米国株式に興味のない方でも、SPYという名前は聞いたことがあるかも知れません。S&P500種指数に連動するETFで、VOOやIVVと良く比較されます。それらの中では経費率が0.09%とダントツに高いです。(0.9じゃなくて0.09ですよ。それでダントツに高いってどんな世界?)
SPYDはS&P500のうち、配当利回り上位80銘柄に均等に投資します。SPYDを推している米国株式ブロガーもいます(いました?)が、SPYDを買うだけのインデックスファンドが設定されても売れないと思います。VYMを買うだけのインデックスファンドである、楽天米国高配当株式のように苦戦すると思うのです。なぜなら、トータルリターンがS&P500より悪いからです。
更新情報
参照しているデータを最新版に更新しました。
SPYDを買うだけのインデックスファンド
楽天米国高配当株式はバンガード社のETFであるVYMを買うだけのインデックスファンドです。VYMはFTSEハイディビデンド・イールド・インデックスをベンチマークにしています。年4回もらえる、少し高めの配当金はファンドが国内課税なしで再投資します。よって、配当金を手にすることを期待するのではなく、再投資されることで高いリターンを期待することになります。
SPYDを買うだけのインデックスが設定されたとしても、考え方は同じです。配当金の利率が高くても、取引価格の上昇を含めたトータルリターンが低ければ意味がありません。
VYMとSPYDのトータルリターン比較
次はSPYDの設定直後を避けた、2015年11月10日から2020年9月30日までの、VYMとのトータルリターン比較です。
赤のラインがVYMトータルリターン、緑のラインがSPYDトータルリターンです。どちらも円換算後、配当金を米国10%課税のみで再投資しています。青のラインはリターン差で、VYMトータルリターンーSPYDトータルリターンです。
コロナショックによる株価暴落前は互角でしたが、株価暴落後に命運が分かれました。次は2020年年初からの比較です。
SPYDはVYMより下落率が高かったです。底値からの回復の様子は大差ありません。
配当金実績
次はSPYDとVYMの配当金(米国での10%課税後)の利率の推移です。オレンジのラインがSPYDです。
SPYDは年平均で4%を超えていました。
VYMより高配当ですね。でも(コロナショックによる株価暴落前の)トータルリターンは大差ないので、ETFの保有で年4回もらえる配当金の額が重要という人ならともかく、配当金を効率良く再投資することで得られる「トータルリターン」を重視するなら、SPYDもVYMも似たようなものです。(ただし、ETFを自分で買う場合、配当金の再投資効率が悪くなるので、似たようなもの、とは言い切れません。)
SPYとSPYDのトータルリターン比較
次はSPYDの設定直後を避けた、2015年11月10日から2020年9月30日までの、SPYとのトータルリターン比較です。S&P500種指数の強さが認識できます。

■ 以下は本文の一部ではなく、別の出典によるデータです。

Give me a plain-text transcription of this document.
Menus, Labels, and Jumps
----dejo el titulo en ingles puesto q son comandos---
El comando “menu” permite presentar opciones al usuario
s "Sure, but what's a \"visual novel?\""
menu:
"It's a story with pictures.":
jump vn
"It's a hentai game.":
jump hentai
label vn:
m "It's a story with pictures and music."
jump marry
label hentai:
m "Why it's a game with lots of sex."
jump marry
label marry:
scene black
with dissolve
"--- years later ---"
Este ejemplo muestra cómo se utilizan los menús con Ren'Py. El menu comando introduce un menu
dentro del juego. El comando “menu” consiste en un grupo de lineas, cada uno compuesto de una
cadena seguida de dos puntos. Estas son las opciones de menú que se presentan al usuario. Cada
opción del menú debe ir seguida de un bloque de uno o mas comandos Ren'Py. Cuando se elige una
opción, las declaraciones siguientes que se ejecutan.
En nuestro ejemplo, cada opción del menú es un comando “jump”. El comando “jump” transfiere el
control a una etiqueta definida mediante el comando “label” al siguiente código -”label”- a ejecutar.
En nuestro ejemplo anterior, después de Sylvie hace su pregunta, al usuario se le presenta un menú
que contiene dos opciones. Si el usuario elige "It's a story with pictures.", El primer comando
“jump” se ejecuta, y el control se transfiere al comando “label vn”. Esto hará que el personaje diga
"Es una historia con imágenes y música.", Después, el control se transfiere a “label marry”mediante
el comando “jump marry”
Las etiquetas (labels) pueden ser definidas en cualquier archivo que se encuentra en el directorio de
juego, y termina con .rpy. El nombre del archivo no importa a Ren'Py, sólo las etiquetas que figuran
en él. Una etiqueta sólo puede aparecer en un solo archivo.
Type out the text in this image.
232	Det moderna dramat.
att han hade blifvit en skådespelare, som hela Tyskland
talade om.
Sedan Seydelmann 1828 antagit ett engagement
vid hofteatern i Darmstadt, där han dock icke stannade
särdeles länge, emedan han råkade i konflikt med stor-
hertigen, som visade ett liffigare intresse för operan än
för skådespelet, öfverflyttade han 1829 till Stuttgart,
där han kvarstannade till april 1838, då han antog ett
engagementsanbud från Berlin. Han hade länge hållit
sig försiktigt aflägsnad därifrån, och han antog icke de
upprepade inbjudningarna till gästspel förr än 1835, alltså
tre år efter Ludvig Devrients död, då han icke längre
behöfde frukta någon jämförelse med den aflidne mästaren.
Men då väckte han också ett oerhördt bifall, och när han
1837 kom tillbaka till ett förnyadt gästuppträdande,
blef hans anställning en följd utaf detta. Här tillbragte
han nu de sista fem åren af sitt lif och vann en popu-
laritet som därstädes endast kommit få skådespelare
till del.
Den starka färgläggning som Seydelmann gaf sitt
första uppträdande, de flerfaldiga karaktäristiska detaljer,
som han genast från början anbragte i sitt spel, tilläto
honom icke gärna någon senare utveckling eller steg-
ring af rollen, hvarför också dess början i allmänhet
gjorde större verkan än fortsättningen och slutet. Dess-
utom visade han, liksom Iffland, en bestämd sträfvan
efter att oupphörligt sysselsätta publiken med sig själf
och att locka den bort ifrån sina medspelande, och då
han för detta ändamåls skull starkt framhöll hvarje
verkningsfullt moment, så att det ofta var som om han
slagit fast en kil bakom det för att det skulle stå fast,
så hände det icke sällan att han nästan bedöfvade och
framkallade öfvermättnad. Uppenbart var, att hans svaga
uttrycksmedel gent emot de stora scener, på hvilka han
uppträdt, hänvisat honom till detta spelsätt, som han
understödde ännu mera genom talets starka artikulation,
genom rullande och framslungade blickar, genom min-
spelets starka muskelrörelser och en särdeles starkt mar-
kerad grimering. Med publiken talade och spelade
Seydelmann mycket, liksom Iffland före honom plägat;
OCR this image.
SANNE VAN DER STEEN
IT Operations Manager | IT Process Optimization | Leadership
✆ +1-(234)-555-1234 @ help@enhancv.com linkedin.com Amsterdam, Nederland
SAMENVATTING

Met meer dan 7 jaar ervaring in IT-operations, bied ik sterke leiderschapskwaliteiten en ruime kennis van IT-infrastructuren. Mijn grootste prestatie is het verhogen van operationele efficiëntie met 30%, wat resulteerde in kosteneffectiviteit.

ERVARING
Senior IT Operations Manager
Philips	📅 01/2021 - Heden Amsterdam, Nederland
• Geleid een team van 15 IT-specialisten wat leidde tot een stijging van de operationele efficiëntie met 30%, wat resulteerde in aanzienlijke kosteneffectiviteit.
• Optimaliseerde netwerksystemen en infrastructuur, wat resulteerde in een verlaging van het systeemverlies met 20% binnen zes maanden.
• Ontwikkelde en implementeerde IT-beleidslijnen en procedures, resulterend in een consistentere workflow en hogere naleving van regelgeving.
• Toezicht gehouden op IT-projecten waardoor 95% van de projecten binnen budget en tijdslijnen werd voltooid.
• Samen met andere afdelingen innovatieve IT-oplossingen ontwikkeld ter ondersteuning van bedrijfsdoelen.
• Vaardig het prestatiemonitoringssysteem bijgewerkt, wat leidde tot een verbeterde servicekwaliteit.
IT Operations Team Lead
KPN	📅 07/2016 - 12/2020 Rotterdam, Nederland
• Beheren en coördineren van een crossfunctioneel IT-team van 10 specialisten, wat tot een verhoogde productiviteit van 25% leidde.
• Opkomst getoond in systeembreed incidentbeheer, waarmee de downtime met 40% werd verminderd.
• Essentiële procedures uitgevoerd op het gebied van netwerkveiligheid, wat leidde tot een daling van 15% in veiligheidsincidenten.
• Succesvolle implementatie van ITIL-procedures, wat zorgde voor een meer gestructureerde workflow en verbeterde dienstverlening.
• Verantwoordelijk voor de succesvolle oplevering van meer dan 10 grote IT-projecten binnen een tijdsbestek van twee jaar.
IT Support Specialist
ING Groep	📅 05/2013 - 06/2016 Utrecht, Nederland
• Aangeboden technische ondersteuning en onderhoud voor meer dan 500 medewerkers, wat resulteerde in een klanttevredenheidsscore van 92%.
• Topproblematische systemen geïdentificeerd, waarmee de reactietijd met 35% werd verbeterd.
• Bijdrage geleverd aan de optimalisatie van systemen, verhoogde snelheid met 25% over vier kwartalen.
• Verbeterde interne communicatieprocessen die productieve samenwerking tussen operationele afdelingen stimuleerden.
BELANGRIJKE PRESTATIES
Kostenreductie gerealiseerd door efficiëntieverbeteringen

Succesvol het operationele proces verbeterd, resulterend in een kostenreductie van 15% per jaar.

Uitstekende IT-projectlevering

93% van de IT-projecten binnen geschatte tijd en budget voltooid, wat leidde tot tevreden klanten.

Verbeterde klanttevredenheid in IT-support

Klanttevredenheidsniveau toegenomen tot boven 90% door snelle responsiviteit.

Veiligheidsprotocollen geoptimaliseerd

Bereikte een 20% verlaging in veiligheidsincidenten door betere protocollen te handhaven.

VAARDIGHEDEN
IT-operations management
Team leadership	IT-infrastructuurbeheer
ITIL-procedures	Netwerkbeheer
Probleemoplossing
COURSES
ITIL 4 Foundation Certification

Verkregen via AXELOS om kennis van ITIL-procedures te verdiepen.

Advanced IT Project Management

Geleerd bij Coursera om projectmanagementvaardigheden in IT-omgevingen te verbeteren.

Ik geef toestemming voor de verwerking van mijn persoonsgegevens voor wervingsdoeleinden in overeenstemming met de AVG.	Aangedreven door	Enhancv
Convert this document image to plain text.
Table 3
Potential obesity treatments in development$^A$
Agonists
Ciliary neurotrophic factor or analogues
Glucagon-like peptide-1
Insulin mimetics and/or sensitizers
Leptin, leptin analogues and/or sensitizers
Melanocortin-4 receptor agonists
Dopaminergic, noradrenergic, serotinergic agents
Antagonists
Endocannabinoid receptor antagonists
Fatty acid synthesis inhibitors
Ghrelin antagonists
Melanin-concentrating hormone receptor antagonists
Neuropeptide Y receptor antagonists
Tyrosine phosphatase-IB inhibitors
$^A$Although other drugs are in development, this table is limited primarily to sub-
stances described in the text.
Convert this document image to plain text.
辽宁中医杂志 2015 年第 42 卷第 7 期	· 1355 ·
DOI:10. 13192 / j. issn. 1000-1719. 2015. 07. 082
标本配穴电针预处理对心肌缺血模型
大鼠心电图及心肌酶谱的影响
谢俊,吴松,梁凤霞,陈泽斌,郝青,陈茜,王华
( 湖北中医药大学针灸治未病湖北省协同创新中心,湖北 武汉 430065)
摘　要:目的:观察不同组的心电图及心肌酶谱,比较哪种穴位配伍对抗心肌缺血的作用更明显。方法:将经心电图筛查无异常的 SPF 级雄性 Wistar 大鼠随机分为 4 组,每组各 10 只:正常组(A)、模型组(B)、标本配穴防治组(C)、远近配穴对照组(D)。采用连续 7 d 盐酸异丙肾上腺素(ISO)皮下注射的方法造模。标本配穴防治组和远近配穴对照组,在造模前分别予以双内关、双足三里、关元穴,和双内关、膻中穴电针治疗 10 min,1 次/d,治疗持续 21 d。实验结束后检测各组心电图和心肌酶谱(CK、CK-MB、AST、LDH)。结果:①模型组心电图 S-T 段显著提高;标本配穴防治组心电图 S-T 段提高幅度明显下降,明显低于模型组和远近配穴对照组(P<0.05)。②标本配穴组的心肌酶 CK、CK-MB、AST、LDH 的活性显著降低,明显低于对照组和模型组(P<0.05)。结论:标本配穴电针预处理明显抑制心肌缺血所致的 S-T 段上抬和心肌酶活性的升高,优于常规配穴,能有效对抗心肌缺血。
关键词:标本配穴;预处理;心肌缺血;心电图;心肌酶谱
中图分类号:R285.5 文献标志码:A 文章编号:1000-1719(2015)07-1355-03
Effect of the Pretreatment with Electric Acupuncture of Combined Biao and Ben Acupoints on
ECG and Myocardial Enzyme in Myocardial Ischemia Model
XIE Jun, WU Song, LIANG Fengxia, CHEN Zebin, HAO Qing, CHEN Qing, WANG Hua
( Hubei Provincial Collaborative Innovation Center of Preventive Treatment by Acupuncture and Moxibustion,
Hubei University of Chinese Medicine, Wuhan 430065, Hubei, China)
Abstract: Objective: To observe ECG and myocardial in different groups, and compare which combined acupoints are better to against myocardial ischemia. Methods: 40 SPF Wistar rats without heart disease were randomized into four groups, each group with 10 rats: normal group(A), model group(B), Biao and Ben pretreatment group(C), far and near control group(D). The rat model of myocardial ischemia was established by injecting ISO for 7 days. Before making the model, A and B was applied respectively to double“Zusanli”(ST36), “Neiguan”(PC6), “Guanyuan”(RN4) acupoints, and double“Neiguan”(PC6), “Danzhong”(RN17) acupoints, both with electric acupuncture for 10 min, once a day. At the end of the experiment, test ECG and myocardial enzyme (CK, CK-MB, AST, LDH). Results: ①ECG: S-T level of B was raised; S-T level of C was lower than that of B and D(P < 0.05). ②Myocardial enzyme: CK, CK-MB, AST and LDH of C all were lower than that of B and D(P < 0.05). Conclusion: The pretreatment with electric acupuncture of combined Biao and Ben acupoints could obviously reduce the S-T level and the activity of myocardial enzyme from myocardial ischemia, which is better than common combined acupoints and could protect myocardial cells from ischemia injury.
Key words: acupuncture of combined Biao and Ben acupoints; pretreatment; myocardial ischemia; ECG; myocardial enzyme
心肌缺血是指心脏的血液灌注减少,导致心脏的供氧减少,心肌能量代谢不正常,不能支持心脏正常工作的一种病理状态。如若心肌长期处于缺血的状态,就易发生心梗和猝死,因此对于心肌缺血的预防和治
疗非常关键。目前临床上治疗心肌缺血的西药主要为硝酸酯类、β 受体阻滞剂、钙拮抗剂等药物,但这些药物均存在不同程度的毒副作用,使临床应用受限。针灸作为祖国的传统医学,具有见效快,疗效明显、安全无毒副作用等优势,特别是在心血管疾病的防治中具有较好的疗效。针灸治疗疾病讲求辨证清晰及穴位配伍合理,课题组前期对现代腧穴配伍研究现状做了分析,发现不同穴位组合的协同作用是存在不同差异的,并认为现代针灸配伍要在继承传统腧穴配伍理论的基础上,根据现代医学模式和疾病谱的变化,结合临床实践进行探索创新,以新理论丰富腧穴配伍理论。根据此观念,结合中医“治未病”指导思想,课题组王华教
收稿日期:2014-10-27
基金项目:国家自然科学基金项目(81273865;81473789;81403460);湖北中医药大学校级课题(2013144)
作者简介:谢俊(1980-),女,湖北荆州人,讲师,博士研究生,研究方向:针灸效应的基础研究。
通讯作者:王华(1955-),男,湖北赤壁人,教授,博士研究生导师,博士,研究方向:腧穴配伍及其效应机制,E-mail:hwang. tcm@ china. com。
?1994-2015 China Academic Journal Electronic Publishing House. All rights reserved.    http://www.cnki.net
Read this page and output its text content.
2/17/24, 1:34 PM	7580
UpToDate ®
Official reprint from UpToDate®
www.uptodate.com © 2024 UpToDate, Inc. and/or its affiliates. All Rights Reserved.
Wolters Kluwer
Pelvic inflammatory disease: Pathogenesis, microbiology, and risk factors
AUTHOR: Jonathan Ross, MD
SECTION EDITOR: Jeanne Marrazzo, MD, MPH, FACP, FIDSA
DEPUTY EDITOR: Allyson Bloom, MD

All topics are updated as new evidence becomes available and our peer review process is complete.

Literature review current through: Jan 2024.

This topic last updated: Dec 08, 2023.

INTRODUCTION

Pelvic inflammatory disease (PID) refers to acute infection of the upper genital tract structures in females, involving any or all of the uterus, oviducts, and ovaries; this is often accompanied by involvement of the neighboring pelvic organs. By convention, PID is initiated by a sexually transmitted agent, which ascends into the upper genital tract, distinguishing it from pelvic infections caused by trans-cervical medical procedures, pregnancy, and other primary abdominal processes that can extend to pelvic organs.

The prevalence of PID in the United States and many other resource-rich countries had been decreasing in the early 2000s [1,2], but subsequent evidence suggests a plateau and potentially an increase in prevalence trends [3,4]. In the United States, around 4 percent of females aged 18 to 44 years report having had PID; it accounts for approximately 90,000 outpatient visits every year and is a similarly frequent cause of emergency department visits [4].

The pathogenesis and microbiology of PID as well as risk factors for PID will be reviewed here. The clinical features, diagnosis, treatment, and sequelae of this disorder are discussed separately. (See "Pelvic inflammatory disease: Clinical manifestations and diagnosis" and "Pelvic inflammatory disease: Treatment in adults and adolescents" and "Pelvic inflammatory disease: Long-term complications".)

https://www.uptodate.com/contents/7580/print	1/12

赤のラインがSPYトータルリターンです。2017年まではSPYDが有利でしたが、2018年以降は互角になりました。2020年はSPYの圧勝です。
この様子だと、SPYDを買うだけのインデックスファンドを設定しても、トータルコストはスリム米国株式(S&P500)に勝てないでしょうし、リターンも普通になり人気が出るとは思えません。つみたてNISA適格にも(指定インデックス投資信託では)なれませんしね。
SPYとVYMのトータルリターン比較
次は同じ期間における、SPYとVYMのトータルリターン比較です。
S&P500は強いです。米国株式投資で、市場平均に勝つのが難しいと言われるのが良く分かります。
インデックスファンドが人気を獲得するのは難しい
競争力のある信託報酬で設定したものの、人気を獲得できずに低迷を続けているインデックスファンドは掃いて捨てるほどあります。むしろ、高い人気を獲得して売れているものが少ないと言った方がいいでしょう。
楽天米国高配当株式が不人気なのは、パフォーマンスが凡庸なことを考えればやむを得ないかも知れません。
一方、iFree NEXT NASDAQ100は人気急上昇中です。次は設定来の資金流出入額の累計の推移です。純資産総額は106億円です。
不人気だった頃から良い商品なのでもっと人気が出ていいと評価していましたが、NASDAQ100の最近の(異様とも言える)好調さで資金流入が一気に増えました。
結論:SPYDを買うだけのインデックスファンドは設定されないでしょう
設定しても人気が出るとは思えないので、設定されないでしょう。でも、超絶不人気なインデックスファンドと同じ組成の商品を設定し、それも不人気だったということも実際にある業界なので、僕の予想に反して登場するかも知れません。
ボッタクリ商品でなければ、選択肢が増えることは歓迎しますが、あまりに不人気だと繰上償還のリスクが高まるのも事実です。